Satu itu, pada suatu sore. Saat mendung menutup cerahnya cakrawala. Dingin menembus tulang, rinai hujan mulai membaur menjadi satu dengan berbagai riuh pikuk kendaraan berputar-putar.

Namun jejak kakinya tepat berhenti disebuah halte bus sepi, bersemayam bersamaan dengan payung merah serta tas belanjaan yang memenuhi tangan kiri. Kepalanya menengadah menatap mendung yang masih membingkai lekat. Seolah tak ingin lepas dari kekasih hati. Ia mengendus beberapa saat sebelum tangannya bergerak menengadah air hujan.

Wajah cantik itu sedikit terkena percikan air, namun wajah cantik itu tak akan pudar. Tetap memancarkan kecantikan luar biasa bahkan saat mendung menutup cahaya untuk menerangi wajah tersebut. Napas ia tarik dalam-dalam, sesak menerjang katup jantung sesaat. Kedua bola maa terpejam cukup erat hingga sesak berangsur menghilang.
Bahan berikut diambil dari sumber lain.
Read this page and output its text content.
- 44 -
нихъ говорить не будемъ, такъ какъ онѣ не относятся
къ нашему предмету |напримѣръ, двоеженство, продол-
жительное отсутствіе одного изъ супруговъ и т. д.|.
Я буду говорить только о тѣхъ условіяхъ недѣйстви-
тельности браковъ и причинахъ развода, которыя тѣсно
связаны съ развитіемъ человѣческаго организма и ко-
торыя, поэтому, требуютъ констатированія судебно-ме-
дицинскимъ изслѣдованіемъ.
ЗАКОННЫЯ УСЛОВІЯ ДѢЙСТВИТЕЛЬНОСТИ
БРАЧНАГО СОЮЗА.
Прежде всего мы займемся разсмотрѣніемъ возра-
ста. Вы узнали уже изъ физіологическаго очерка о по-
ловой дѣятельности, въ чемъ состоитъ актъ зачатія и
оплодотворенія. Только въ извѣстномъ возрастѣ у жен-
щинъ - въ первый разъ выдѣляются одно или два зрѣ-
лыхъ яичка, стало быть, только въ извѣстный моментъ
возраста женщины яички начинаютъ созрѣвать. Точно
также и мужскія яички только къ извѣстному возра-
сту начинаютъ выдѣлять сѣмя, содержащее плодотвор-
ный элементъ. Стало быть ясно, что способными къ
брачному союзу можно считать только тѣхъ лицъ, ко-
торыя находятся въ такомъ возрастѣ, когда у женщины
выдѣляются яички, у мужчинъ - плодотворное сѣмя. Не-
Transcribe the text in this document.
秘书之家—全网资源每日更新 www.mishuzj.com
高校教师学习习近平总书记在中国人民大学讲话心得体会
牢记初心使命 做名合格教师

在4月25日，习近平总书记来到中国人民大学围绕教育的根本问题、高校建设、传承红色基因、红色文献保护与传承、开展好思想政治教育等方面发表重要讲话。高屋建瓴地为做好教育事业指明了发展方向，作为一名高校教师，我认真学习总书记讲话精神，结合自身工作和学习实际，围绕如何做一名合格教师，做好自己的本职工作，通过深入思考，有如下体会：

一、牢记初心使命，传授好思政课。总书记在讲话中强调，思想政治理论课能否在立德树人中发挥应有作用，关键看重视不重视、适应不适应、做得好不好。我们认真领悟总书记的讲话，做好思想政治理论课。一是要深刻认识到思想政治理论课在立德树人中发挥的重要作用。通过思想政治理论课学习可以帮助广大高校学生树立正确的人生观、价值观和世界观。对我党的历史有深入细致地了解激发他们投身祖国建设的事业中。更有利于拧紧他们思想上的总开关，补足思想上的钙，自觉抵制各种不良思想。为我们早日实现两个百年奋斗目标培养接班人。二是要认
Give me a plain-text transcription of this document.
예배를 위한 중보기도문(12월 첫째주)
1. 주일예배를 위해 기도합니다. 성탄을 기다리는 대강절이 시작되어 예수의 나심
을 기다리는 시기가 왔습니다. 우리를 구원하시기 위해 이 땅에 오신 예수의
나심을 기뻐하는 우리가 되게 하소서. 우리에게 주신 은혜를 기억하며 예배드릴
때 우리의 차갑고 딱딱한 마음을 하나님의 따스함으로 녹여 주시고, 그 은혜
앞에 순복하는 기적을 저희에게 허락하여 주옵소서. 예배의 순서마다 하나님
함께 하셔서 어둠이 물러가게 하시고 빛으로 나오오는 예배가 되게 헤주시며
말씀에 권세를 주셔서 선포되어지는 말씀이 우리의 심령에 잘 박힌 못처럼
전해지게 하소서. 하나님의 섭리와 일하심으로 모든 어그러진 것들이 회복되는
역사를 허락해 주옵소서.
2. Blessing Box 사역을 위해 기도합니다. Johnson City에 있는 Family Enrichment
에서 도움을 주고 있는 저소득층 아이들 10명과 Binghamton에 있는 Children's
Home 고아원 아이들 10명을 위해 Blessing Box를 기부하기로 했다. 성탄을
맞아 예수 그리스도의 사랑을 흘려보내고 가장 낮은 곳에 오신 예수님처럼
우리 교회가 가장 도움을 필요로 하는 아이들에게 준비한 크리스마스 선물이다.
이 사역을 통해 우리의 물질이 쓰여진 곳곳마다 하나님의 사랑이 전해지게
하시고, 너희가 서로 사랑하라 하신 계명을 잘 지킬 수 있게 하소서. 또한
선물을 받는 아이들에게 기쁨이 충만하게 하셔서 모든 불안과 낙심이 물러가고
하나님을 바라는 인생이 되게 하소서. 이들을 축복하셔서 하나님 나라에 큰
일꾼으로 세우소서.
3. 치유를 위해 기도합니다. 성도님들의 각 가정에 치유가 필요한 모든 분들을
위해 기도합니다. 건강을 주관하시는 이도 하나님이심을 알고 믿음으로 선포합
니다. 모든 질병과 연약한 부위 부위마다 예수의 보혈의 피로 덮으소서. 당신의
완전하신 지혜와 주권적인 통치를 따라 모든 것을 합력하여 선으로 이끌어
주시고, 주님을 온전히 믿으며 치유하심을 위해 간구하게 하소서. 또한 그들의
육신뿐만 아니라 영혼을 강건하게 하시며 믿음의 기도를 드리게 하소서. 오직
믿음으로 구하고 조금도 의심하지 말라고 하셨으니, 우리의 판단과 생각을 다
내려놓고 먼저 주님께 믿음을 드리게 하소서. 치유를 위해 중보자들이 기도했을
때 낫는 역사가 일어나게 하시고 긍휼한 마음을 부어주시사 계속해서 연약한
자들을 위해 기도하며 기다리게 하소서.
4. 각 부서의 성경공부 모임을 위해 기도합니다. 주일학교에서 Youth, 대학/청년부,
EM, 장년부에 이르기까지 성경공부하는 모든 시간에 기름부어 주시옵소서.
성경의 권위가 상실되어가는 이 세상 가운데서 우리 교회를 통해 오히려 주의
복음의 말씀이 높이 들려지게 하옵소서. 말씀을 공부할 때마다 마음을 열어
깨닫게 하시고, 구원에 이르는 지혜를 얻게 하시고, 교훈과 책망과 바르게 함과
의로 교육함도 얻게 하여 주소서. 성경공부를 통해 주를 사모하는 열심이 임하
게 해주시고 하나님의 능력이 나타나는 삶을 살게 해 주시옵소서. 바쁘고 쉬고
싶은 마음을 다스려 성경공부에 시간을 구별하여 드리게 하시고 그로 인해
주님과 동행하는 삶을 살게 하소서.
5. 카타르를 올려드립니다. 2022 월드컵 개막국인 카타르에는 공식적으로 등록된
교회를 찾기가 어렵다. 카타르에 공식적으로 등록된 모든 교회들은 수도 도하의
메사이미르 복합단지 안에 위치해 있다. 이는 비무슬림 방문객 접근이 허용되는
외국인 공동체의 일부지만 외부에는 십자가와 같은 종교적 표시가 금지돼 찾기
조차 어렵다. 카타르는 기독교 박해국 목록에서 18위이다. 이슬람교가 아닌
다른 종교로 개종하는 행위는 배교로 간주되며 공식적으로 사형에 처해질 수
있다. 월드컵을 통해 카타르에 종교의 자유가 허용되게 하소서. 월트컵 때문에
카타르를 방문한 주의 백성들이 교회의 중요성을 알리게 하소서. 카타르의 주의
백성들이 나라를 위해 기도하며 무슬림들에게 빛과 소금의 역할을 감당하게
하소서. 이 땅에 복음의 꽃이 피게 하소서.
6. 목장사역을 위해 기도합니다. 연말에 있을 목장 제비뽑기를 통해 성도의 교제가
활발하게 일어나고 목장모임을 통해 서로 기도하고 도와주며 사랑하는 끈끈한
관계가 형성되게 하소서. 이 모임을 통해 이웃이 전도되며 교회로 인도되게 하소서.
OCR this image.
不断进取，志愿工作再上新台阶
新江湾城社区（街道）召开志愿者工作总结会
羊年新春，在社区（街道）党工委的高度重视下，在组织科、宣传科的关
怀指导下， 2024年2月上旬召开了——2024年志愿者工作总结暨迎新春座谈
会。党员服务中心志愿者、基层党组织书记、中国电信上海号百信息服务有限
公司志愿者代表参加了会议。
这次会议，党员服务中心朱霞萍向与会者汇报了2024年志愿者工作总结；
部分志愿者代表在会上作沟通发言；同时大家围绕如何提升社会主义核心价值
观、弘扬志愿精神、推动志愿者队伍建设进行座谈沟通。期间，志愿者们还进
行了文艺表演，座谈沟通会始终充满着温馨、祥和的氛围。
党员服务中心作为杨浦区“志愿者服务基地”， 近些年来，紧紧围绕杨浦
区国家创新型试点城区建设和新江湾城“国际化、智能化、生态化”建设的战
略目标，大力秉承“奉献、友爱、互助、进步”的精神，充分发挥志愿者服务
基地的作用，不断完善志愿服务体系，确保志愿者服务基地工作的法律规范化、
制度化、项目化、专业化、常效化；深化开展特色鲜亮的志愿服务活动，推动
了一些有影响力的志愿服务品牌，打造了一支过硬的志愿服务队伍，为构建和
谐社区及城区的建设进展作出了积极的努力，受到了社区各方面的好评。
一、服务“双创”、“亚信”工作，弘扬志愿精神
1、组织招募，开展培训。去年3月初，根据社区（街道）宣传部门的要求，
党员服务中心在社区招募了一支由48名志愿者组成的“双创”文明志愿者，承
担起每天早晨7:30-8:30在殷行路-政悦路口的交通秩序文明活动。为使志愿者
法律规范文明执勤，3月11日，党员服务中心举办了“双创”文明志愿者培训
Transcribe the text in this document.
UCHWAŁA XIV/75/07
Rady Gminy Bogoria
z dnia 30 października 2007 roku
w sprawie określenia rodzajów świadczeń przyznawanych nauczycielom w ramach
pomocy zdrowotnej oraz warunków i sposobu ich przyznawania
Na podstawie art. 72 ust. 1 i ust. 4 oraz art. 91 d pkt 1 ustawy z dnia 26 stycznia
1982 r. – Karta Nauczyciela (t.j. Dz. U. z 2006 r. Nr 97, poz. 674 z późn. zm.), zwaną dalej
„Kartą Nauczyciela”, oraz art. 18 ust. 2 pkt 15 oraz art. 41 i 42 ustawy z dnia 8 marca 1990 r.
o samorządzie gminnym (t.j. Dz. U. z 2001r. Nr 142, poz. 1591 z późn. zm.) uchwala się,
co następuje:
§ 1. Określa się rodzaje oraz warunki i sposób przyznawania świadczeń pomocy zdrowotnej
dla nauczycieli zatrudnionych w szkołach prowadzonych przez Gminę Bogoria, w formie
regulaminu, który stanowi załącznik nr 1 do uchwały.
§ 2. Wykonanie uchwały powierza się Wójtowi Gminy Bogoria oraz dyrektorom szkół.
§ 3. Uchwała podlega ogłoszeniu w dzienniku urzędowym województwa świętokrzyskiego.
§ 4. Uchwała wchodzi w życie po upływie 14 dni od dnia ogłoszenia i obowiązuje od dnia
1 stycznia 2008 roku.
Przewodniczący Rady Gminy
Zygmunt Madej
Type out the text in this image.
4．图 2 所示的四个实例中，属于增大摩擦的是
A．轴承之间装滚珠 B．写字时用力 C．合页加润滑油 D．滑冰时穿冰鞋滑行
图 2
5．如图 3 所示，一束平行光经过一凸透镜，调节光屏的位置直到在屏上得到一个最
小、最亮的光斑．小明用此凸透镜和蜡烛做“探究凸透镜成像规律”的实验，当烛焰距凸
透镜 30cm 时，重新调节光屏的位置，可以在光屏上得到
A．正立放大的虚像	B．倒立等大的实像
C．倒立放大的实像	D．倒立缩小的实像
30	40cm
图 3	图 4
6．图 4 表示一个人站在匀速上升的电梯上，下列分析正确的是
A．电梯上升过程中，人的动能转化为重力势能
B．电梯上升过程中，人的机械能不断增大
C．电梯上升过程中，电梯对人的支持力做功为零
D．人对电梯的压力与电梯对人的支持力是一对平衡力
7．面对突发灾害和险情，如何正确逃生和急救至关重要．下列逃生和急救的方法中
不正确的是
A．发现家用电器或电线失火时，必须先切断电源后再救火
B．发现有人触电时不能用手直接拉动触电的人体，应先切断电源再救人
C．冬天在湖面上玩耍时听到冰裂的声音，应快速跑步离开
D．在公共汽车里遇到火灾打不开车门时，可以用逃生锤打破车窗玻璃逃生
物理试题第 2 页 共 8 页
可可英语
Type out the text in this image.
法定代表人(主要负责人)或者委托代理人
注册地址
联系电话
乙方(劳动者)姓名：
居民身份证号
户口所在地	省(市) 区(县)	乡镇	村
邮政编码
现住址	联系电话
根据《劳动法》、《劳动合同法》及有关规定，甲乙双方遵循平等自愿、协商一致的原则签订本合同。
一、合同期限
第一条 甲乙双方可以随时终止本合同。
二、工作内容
Bayangan pesakitan masa lalu membuatnya tercekik sesaat. Bayangan di mana ia di tempatkan pada posisi paling buruk. Posisi yang tak begitu bagus untuk seorang istri hingga ia mengalami keguguran dan mengalami ketidakadilan, jujur saja, ia merasa tidak adil sampai saat ini. Namun saat melihat perlakuan manis pria itu, bibirnya tertarik untuk melengkung manis. Sama seperti saat ini.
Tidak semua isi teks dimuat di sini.